In this particular case, I think it is fair to blame the media for the brand confusion that ensued after the announcement was made that Hasbro was dropping the “Mr.” from the “Potato Head” brand. Combine that with the fact that no one reads beyond the click-bait headlines anymore and you have the recipe for disaster.
Hasbro never said Mr. Potato Head HIMSELF was being made gender neutral. What they DID say was that they are dropping the “Mr.” from the toy line (THE BRAND) itself. That is a key factoid: the brand name (now known as just Potato Head) is the toy line, and the product name (Mr. and Mrs. Potato Head) have NOT changed.
That’s not how the media chose to report it. Here’s an example headline, that even I shared after being triggered by how low on the totem pole of priority I thought this was…so YES, even I fell for the FAKE NEWS from the misleading headline from this Washington Post story:
In reality, the impact of this move is welcome, timely, and much more reflective of our modern family than some folks feel comfortable admitting. While right wing pundits are screaming ‘cancel culture’ strikes again, let us for a moment, use cognitive empathy: to fully understand why brands evolve to keep up with changing times.
Imagine if you will,
a boardroom, a brainstorm session for new product development is taking place at Hasbro. Someone comes up with the genius idea to develop a potato family playset for the Mr Potato Head brand. You can see where this is going… this playset couldn’t be called Mr. Potato Head Family Playset for obvious reasons: today’s family may or may not have a Mr. It might just have a Mrs (or a Mom, or two Moms) or it might even have two dads. That boardroom had it’s “aha” moment. Let me clarify, that I’m merely speculating how this went down. This could have easily occurred the other way around, in which case the rebrand for the toy line was necessary in order to expand the product line. You see, “Mr. Potato Head” is just WAY more limiting from a branding standpoint than “Potato Head.”
By rebranding their PRODUCT LINE and not the PRODUCT, they made room for an infinite amount of possibilities and combinations and creative play. Because ultimately, we’re talking about a toy here. A toy that as Hasbro puts it, is meant to encourage kids to “Create their own Potato Head Family.”
Hasbro is really trying their best to deal with the fallout – here’s what they said via Twitter in response to the backlash:
“While it was announced today that the POTATO HEAD brand name & logo are dropping the ‘MR.’ I yam proud to confirm that MR. & MRS. POTATO HEAD aren’t going anywhere and will remain MR. & MRS. POTATO HEAD,” the company tweeted.
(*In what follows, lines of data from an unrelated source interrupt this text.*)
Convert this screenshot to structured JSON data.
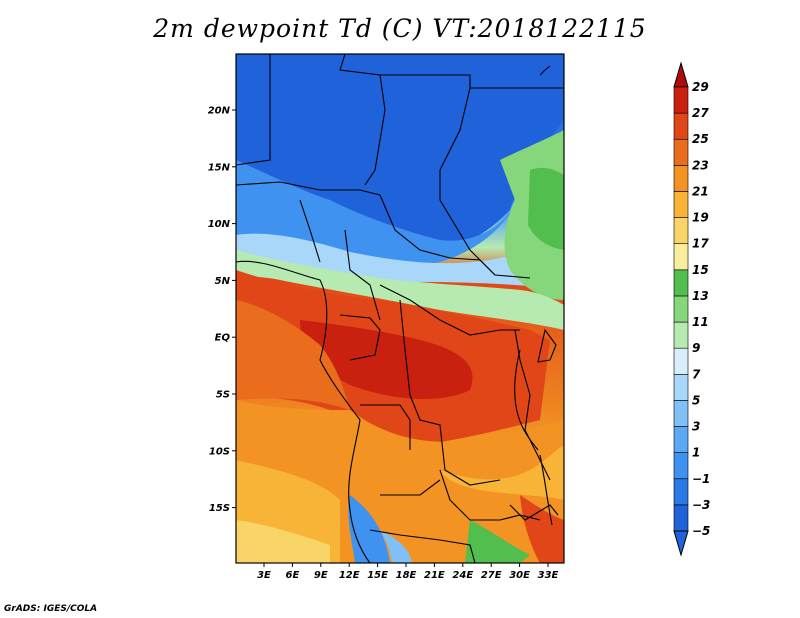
{
  "title": "2m dewpoint Td (C) VT:2018122115",
  "credit": "GrADS: IGES/COLA",
  "map": {
    "lon_labels": [
      "3E",
      "6E",
      "9E",
      "12E",
      "15E",
      "18E",
      "21E",
      "24E",
      "27E",
      "30E",
      "33E"
    ],
    "lat_labels": [
      "20N",
      "15N",
      "10N",
      "5N",
      "EQ",
      "5S",
      "10S",
      "15S"
    ]
  },
  "colorbar": {
    "labels": [
      "-5",
      "-3",
      "-1",
      "1",
      "3",
      "5",
      "7",
      "9",
      "11",
      "13",
      "15",
      "17",
      "19",
      "21",
      "23",
      "25",
      "27",
      "29"
    ],
    "colors": [
      "#1f62d9",
      "#2b79e6",
      "#3f92ef",
      "#5da8f3",
      "#80c0f7",
      "#a9d7fa",
      "#d9eefc",
      "#b7eab0",
      "#86d67c",
      "#52be4d",
      "#f9ed9e",
      "#f9d568",
      "#f7b436",
      "#f29323",
      "#ea6d1e",
      "#e04617",
      "#c92010",
      "#b00c0c"
    ]
  }
}
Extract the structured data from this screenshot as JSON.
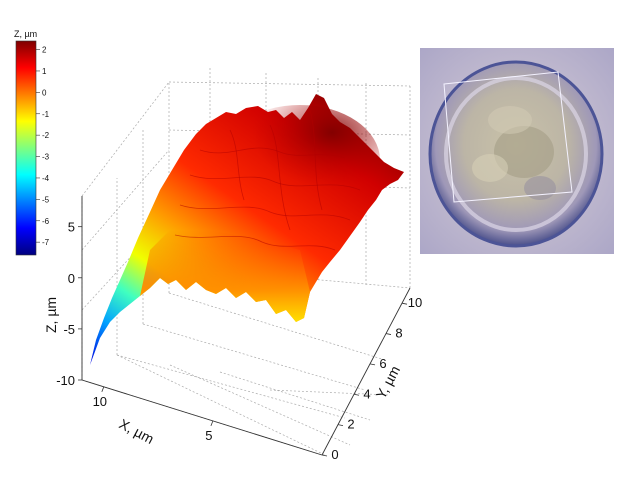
{
  "chart_data": {
    "type": "surface3d",
    "colorbar": {
      "title": "Z, µm",
      "ticks": [
        "2",
        "1",
        "0",
        "-1",
        "-2",
        "-3",
        "-4",
        "-5",
        "-6",
        "-7"
      ],
      "range": [
        -7.6,
        2.4
      ],
      "colors": [
        "#00007f",
        "#0000ff",
        "#007fff",
        "#00ffff",
        "#7fff7f",
        "#ffff00",
        "#ff7f00",
        "#ff0000",
        "#7f0000"
      ]
    },
    "axes": {
      "x": {
        "label": "X, µm",
        "ticks": [
          "10",
          "5"
        ],
        "range": [
          0,
          11
        ]
      },
      "y": {
        "label": "Y, µm",
        "ticks": [
          "0",
          "2",
          "4",
          "6",
          "8",
          "10"
        ],
        "range": [
          0,
          11
        ]
      },
      "z": {
        "label": "Z, µm",
        "ticks": [
          "5",
          "0",
          "-5",
          "-10"
        ],
        "range": [
          -10,
          8
        ]
      }
    },
    "surface": {
      "z_min": -7.5,
      "z_max": 2.3,
      "description_color": "mostly red plateau near z = 0 to 2, dropping to about -7 at the near left corner"
    },
    "grid": true
  },
  "inset": {
    "image": "optical micrograph of a round cell with a square scan-area outline"
  }
}
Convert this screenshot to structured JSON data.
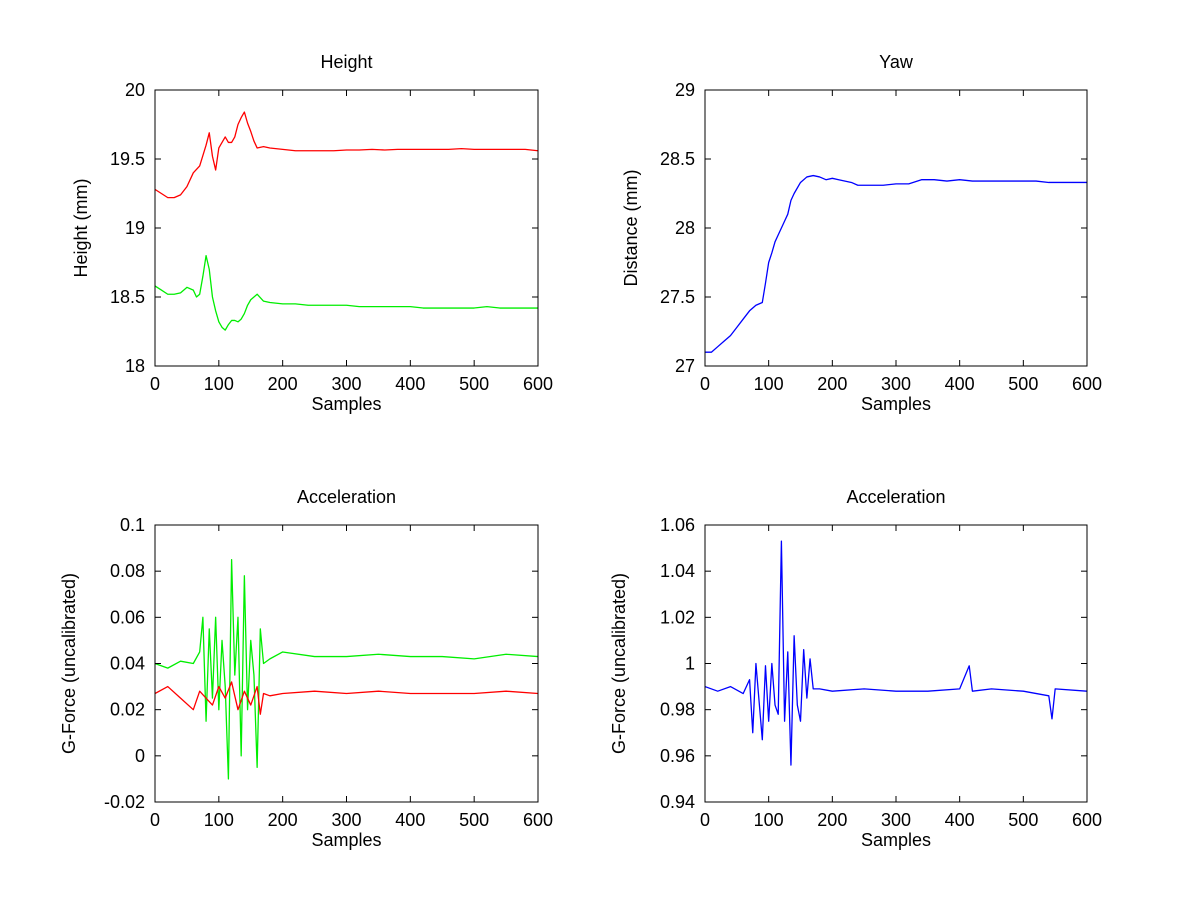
{
  "chart_data": [
    {
      "type": "line",
      "title": "Height",
      "xlabel": "Samples",
      "ylabel": "Height (mm)",
      "xlim": [
        0,
        600
      ],
      "ylim": [
        18,
        20
      ],
      "xticks": [
        "0",
        "100",
        "200",
        "300",
        "400",
        "500",
        "600"
      ],
      "yticks": [
        "18",
        "18.5",
        "19",
        "19.5",
        "20"
      ],
      "grid": false,
      "series": [
        {
          "color": "#ff0000",
          "x": [
            0,
            10,
            20,
            30,
            40,
            50,
            60,
            70,
            80,
            85,
            90,
            95,
            100,
            110,
            115,
            120,
            125,
            130,
            135,
            140,
            145,
            150,
            155,
            160,
            170,
            180,
            200,
            220,
            240,
            260,
            280,
            300,
            320,
            340,
            360,
            380,
            400,
            420,
            440,
            460,
            480,
            500,
            520,
            540,
            560,
            580,
            600
          ],
          "values": [
            19.28,
            19.25,
            19.22,
            19.22,
            19.24,
            19.3,
            19.4,
            19.45,
            19.6,
            19.69,
            19.52,
            19.42,
            19.58,
            19.66,
            19.62,
            19.62,
            19.66,
            19.75,
            19.8,
            19.84,
            19.76,
            19.7,
            19.63,
            19.58,
            19.59,
            19.58,
            19.57,
            19.56,
            19.56,
            19.56,
            19.56,
            19.565,
            19.565,
            19.57,
            19.565,
            19.57,
            19.57,
            19.57,
            19.57,
            19.57,
            19.575,
            19.57,
            19.57,
            19.57,
            19.57,
            19.57,
            19.56
          ]
        },
        {
          "color": "#00ee00",
          "x": [
            0,
            10,
            20,
            30,
            40,
            50,
            60,
            65,
            70,
            75,
            80,
            85,
            90,
            95,
            100,
            105,
            110,
            115,
            120,
            125,
            130,
            135,
            140,
            145,
            150,
            155,
            160,
            170,
            180,
            200,
            220,
            240,
            260,
            280,
            300,
            320,
            340,
            360,
            380,
            400,
            420,
            440,
            460,
            480,
            500,
            520,
            540,
            560,
            580,
            600
          ],
          "values": [
            18.58,
            18.55,
            18.52,
            18.52,
            18.53,
            18.57,
            18.55,
            18.5,
            18.52,
            18.65,
            18.8,
            18.7,
            18.5,
            18.4,
            18.32,
            18.28,
            18.26,
            18.3,
            18.33,
            18.33,
            18.32,
            18.34,
            18.38,
            18.44,
            18.48,
            18.5,
            18.52,
            18.47,
            18.46,
            18.45,
            18.45,
            18.44,
            18.44,
            18.44,
            18.44,
            18.43,
            18.43,
            18.43,
            18.43,
            18.43,
            18.42,
            18.42,
            18.42,
            18.42,
            18.42,
            18.43,
            18.42,
            18.42,
            18.42,
            18.42
          ]
        }
      ]
    },
    {
      "type": "line",
      "title": "Yaw",
      "xlabel": "Samples",
      "ylabel": "Distance (mm)",
      "xlim": [
        0,
        600
      ],
      "ylim": [
        27,
        29
      ],
      "xticks": [
        "0",
        "100",
        "200",
        "300",
        "400",
        "500",
        "600"
      ],
      "yticks": [
        "27",
        "27.5",
        "28",
        "28.5",
        "29"
      ],
      "grid": false,
      "series": [
        {
          "color": "#0000ff",
          "x": [
            0,
            10,
            20,
            30,
            40,
            50,
            60,
            70,
            80,
            90,
            95,
            100,
            105,
            110,
            115,
            120,
            125,
            130,
            135,
            140,
            150,
            160,
            170,
            180,
            190,
            200,
            210,
            220,
            230,
            240,
            260,
            280,
            300,
            320,
            340,
            360,
            380,
            400,
            420,
            440,
            460,
            480,
            500,
            520,
            540,
            560,
            580,
            600
          ],
          "values": [
            27.1,
            27.1,
            27.14,
            27.18,
            27.22,
            27.28,
            27.34,
            27.4,
            27.44,
            27.46,
            27.6,
            27.75,
            27.82,
            27.9,
            27.95,
            28.0,
            28.05,
            28.1,
            28.2,
            28.25,
            28.33,
            28.37,
            28.38,
            28.37,
            28.35,
            28.36,
            28.35,
            28.34,
            28.33,
            28.31,
            28.31,
            28.31,
            28.32,
            28.32,
            28.35,
            28.35,
            28.34,
            28.35,
            28.34,
            28.34,
            28.34,
            28.34,
            28.34,
            28.34,
            28.33,
            28.33,
            28.33,
            28.33
          ]
        }
      ]
    },
    {
      "type": "line",
      "title": "Acceleration",
      "xlabel": "Samples",
      "ylabel": "G-Force (uncalibrated)",
      "xlim": [
        0,
        600
      ],
      "ylim": [
        -0.02,
        0.1
      ],
      "xticks": [
        "0",
        "100",
        "200",
        "300",
        "400",
        "500",
        "600"
      ],
      "yticks": [
        "-0.02",
        "0",
        "0.02",
        "0.04",
        "0.06",
        "0.08",
        "0.1"
      ],
      "grid": false,
      "series": [
        {
          "color": "#00ee00",
          "x": [
            0,
            20,
            40,
            60,
            70,
            75,
            80,
            85,
            90,
            95,
            100,
            105,
            110,
            115,
            120,
            125,
            130,
            135,
            140,
            145,
            150,
            155,
            160,
            165,
            170,
            180,
            200,
            250,
            300,
            350,
            400,
            450,
            500,
            550,
            600
          ],
          "values": [
            0.04,
            0.038,
            0.041,
            0.04,
            0.045,
            0.06,
            0.015,
            0.055,
            0.025,
            0.06,
            0.02,
            0.05,
            0.03,
            -0.01,
            0.085,
            0.035,
            0.06,
            0.0,
            0.078,
            0.02,
            0.05,
            0.035,
            -0.005,
            0.055,
            0.04,
            0.042,
            0.045,
            0.043,
            0.043,
            0.044,
            0.043,
            0.043,
            0.042,
            0.044,
            0.043
          ]
        },
        {
          "color": "#ff0000",
          "x": [
            0,
            20,
            40,
            60,
            70,
            80,
            90,
            100,
            110,
            120,
            130,
            140,
            150,
            160,
            165,
            170,
            180,
            200,
            250,
            300,
            350,
            400,
            450,
            500,
            550,
            600
          ],
          "values": [
            0.027,
            0.03,
            0.025,
            0.02,
            0.028,
            0.025,
            0.022,
            0.03,
            0.025,
            0.032,
            0.02,
            0.028,
            0.022,
            0.03,
            0.018,
            0.027,
            0.026,
            0.027,
            0.028,
            0.027,
            0.028,
            0.027,
            0.027,
            0.027,
            0.028,
            0.027
          ]
        }
      ]
    },
    {
      "type": "line",
      "title": "Acceleration",
      "xlabel": "Samples",
      "ylabel": "G-Force (uncalibrated)",
      "xlim": [
        0,
        600
      ],
      "ylim": [
        0.94,
        1.06
      ],
      "xticks": [
        "0",
        "100",
        "200",
        "300",
        "400",
        "500",
        "600"
      ],
      "yticks": [
        "0.94",
        "0.96",
        "0.98",
        "1",
        "1.02",
        "1.04",
        "1.06"
      ],
      "grid": false,
      "series": [
        {
          "color": "#0000ff",
          "x": [
            0,
            20,
            40,
            60,
            70,
            75,
            80,
            90,
            95,
            100,
            105,
            110,
            115,
            120,
            125,
            130,
            135,
            140,
            145,
            150,
            155,
            160,
            165,
            170,
            180,
            200,
            250,
            300,
            350,
            400,
            415,
            420,
            450,
            500,
            540,
            545,
            550,
            600
          ],
          "values": [
            0.99,
            0.988,
            0.99,
            0.987,
            0.993,
            0.97,
            1.0,
            0.967,
            0.999,
            0.975,
            1.0,
            0.982,
            0.978,
            1.053,
            0.975,
            1.005,
            0.956,
            1.012,
            0.982,
            0.975,
            1.006,
            0.985,
            1.002,
            0.989,
            0.989,
            0.988,
            0.989,
            0.988,
            0.988,
            0.989,
            0.999,
            0.988,
            0.989,
            0.988,
            0.986,
            0.976,
            0.989,
            0.988
          ]
        }
      ]
    }
  ]
}
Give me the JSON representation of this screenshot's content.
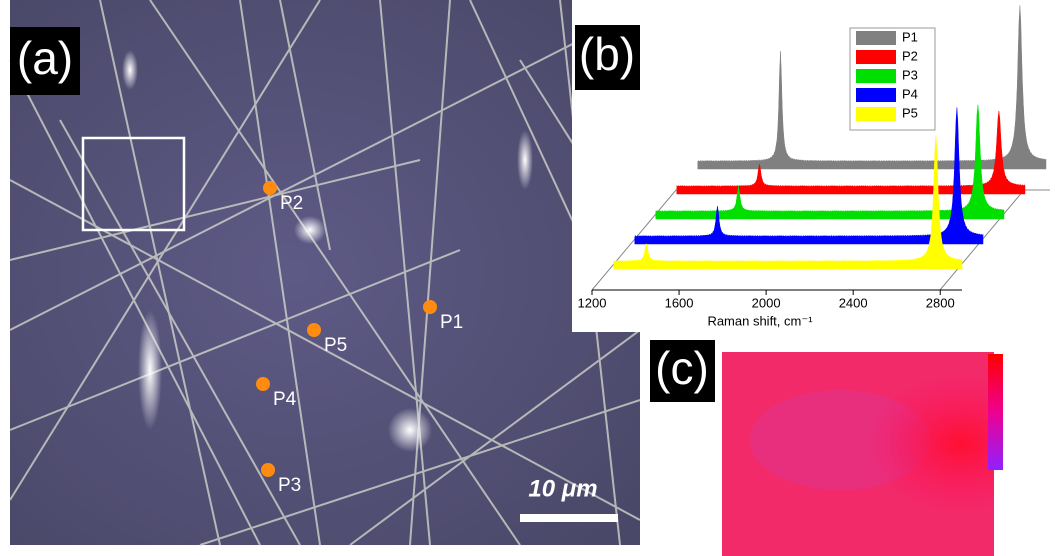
{
  "panel_a": {
    "label": "(a)",
    "points": [
      "P1",
      "P2",
      "P3",
      "P4",
      "P5"
    ],
    "scale_bar": "10 μm"
  },
  "chart_data": {
    "type": "waterfall",
    "panel_label": "(b)",
    "xlabel": "Raman shift, cm⁻¹",
    "xlim": [
      1200,
      2900
    ],
    "xticks": [
      1200,
      1600,
      2000,
      2400,
      2800
    ],
    "series": [
      {
        "name": "P1",
        "color": "#808080",
        "peak_x": [
          1680,
          2780
        ],
        "peak_height": [
          110,
          155
        ]
      },
      {
        "name": "P2",
        "color": "#ff0000",
        "peak_x": [
          1680,
          2780
        ],
        "peak_height": [
          22,
          75
        ]
      },
      {
        "name": "P3",
        "color": "#00e000",
        "peak_x": [
          1680,
          2780
        ],
        "peak_height": [
          25,
          107
        ]
      },
      {
        "name": "P4",
        "color": "#0000ff",
        "peak_x": [
          1680,
          2780
        ],
        "peak_height": [
          30,
          128
        ]
      },
      {
        "name": "P5",
        "color": "#ffff00",
        "peak_x": [
          1450,
          2780
        ],
        "peak_height": [
          18,
          125
        ]
      }
    ]
  },
  "panel_c": {
    "label": "(c)"
  }
}
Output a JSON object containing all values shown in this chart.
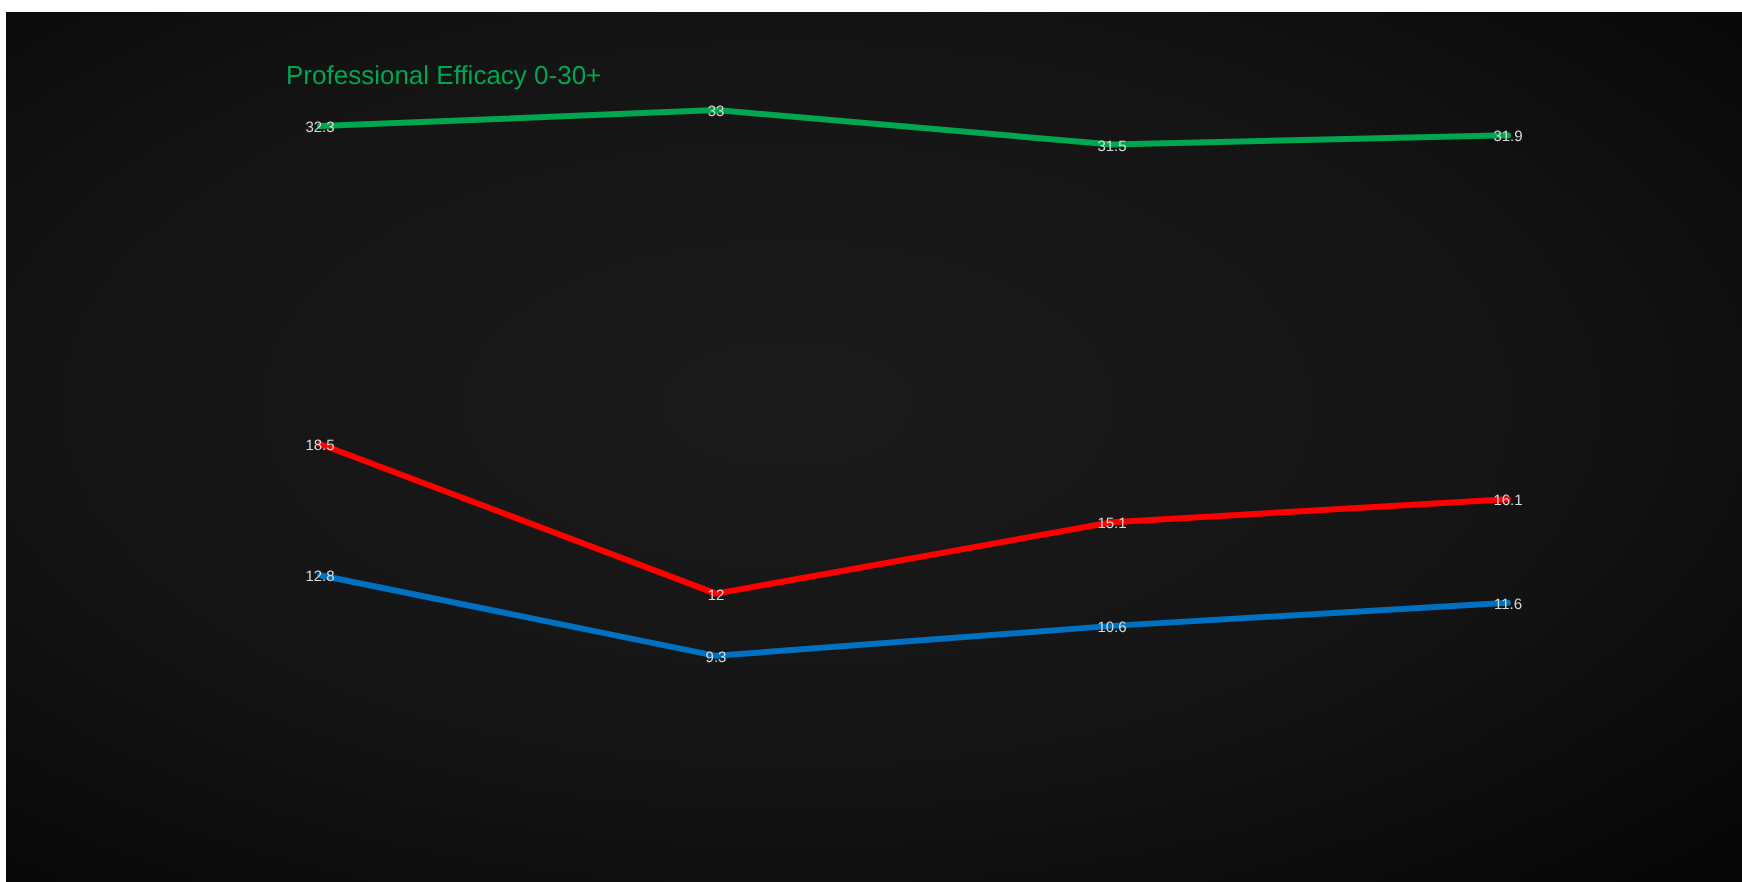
{
  "chart_data": {
    "type": "line",
    "categories": [
      null,
      null,
      null,
      null
    ],
    "series": [
      {
        "name": "Professional Efficacy 0-30+",
        "color": "#00a651",
        "values": [
          32.3,
          33,
          31.5,
          31.9
        ]
      },
      {
        "color": "#ff0000",
        "values": [
          18.5,
          12,
          15.1,
          16.1
        ]
      },
      {
        "color": "#0070c0",
        "values": [
          12.8,
          9.3,
          10.6,
          11.6
        ]
      }
    ],
    "data_labels": true,
    "marker": "none",
    "tick_labels": false
  }
}
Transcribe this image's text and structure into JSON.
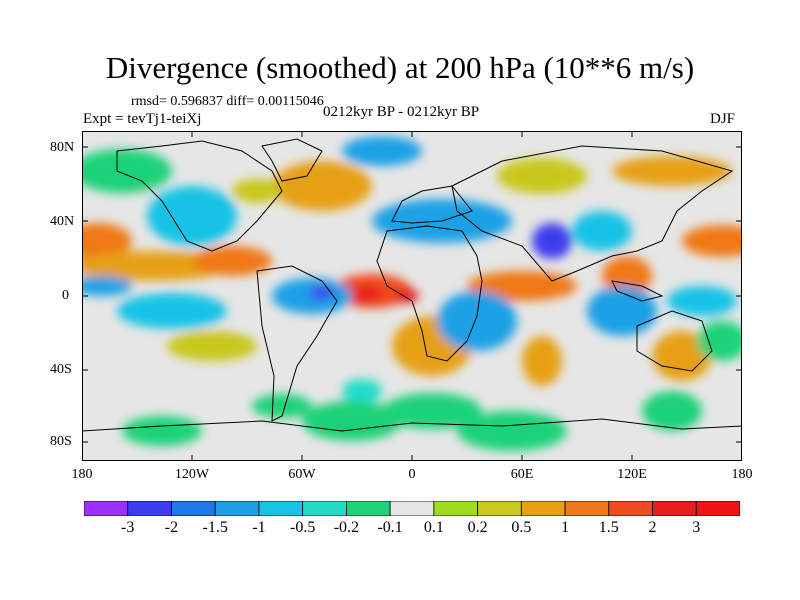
{
  "title": "Divergence (smoothed) at 200 hPa (10**6 m/s)",
  "stats": "rmsd= 0.596837 diff= 0.00115046",
  "experiment": "Expt = tevTj1-teiXj",
  "period": "0212kyr BP - 0212kyr BP",
  "season": "DJF",
  "lat_ticks": [
    "80N",
    "40N",
    "0",
    "40S",
    "80S"
  ],
  "lon_ticks": [
    "180",
    "120W",
    "60W",
    "0",
    "60E",
    "120E",
    "180"
  ],
  "colorbar": {
    "labels": [
      "-3",
      "-2",
      "-1.5",
      "-1",
      "-0.5",
      "-0.2",
      "-0.1",
      "0.1",
      "0.2",
      "0.5",
      "1",
      "1.5",
      "2",
      "3"
    ],
    "colors": [
      "#9b30ff",
      "#3c3cf0",
      "#1e78e6",
      "#1ea0e6",
      "#18c3e6",
      "#24dcc8",
      "#1ed278",
      "#e6e6e6",
      "#a0dc1e",
      "#c8c81e",
      "#e6a014",
      "#f07818",
      "#f04b1e",
      "#e61e1e",
      "#f01414"
    ]
  }
}
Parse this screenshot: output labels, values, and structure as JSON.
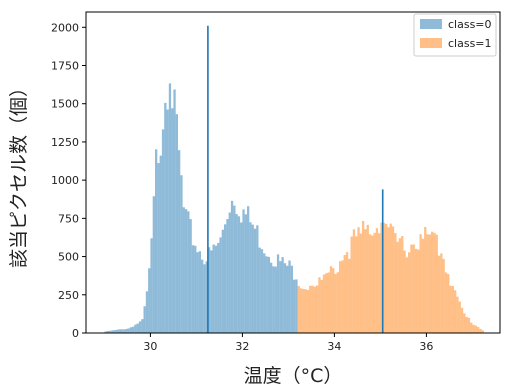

(By this point, conservative media outlets were running wild with the story)
The LGBTQ community had this to say:
“Hasbro is helping kids to simply see toys as toys, which encourages them to be their authentic selves outside of the pressures of traditional gender norms,” said Rich Ferraro, GLAAD’s chief communications officer, in a statement.
I can appreciate GLAAD’s CCO’s statement but I do want to stress that this rebrand, which in my professional opinion falls under the brand evolution category, isn’t just limited to the LGBTQ community. It’s a simple logo name change, with the same fonts and colors that to the average consumer, won’t even be a noticeable difference because the product name didn’t change, the brand of the toy line did.
At the end of the day, I support this next phase of the brand’s development. It is good business and a move toward empathy (which seems to be in short supply these days.) I think it simply encourages children to imagine or play with their toys as they see fit and as they feel comfortable. They may try and recreate their family set up at home, or they may simply use their imagination (which is what kids are supposed to do). Brands need to evolve with the times, and so do people, even if it makes you uncomfortable at first. The world is evolving and whether you lean left or right, we can all agree that everyone deserves the right to feel comfortable in their own (potato) skin. While I do understand this move is the right thing to do and will ultimately increase profits for Hasbro by expanding their toy line, I do hope that Hasbro Corporate does more for Diversity Equity and Inclusion than change a logo, but it’s a start.